Honestly, it was quite a bit easier to just make sure I had the computer access to the accounts, and to do things via computer as if I were the account holder. No muss, little fuss…and a perfectly legal POA waiting at home in case I was questioned. The only times I ever had trouble were when I went in or called and I identified myself as the POA. I wouldn’t do that with SS or Medicare, but with everybody else…“Don’t ask, Don’t tell, Just Pretend,” seems to be a good strategy for a lot of this stuff.

(And one of the weirdly hardest to deal with? Time Warner Cable.)

So - multiple children and eldest will have financial POA and youngest (me) will have medical POA. Financial POA will not “start” and don’t feel like discussing with my brother some of the extant financial issues (minor-ish - see previous post on me giving my dad gift limit for this year, but other things are like a handful of less than $100 unpaid medical bills that I can help him sort out). I can have financial control to the extent I tell my dad what to pay and when to pay it for medical purposes.
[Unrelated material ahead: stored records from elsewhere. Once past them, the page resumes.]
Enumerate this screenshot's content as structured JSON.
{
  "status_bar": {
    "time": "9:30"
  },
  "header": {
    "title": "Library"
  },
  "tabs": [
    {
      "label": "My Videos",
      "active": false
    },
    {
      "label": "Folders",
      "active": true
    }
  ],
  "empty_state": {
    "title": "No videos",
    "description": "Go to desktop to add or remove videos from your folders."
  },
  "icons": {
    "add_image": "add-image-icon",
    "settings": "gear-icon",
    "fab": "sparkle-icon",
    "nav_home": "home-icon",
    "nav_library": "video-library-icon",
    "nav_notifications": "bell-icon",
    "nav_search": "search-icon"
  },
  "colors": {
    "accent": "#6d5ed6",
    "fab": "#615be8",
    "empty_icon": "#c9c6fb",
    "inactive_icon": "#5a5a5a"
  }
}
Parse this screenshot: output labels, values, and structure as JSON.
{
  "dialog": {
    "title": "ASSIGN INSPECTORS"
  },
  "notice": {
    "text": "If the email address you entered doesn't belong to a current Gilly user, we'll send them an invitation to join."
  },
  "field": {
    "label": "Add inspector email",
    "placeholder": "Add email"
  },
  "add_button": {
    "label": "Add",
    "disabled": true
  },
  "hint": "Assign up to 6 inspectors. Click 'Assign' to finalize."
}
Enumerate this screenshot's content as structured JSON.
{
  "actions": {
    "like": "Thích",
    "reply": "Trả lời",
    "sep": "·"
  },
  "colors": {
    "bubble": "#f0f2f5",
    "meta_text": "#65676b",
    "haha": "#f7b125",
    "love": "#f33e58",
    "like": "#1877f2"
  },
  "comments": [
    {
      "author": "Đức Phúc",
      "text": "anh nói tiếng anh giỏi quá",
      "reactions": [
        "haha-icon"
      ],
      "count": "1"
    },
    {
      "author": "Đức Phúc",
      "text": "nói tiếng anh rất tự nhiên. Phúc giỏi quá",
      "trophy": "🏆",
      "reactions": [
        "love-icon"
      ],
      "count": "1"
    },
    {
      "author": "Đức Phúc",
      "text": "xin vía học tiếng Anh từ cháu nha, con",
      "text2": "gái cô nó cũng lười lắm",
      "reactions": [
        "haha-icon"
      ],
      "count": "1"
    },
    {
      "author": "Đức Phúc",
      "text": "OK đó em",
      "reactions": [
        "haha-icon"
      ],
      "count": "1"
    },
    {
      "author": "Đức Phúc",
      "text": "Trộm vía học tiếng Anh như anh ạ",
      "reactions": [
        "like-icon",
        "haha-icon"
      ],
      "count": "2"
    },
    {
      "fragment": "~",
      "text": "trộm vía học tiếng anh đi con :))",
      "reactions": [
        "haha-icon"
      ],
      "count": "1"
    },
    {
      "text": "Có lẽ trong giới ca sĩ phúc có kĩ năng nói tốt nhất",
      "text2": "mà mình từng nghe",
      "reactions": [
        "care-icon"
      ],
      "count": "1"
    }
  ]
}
Would there be a huge reason for me to insist on financial POA as well? Will it complicate matters if one sibling has POA for dad, and one has medical POA for dad? I don’t think my eldest brother would screw me or my dad over, I think it is more important my other siblings stay out of it (sigh).

(And am I being paranoid that my eldest brother had two failed businesses (not with my dad), even though he is now employed in a steady job with benefits and decent pay? He does not have children in college any more, and his wife works, and they are not in money trouble that I know of right now. Does that even matter when considering financial POA?)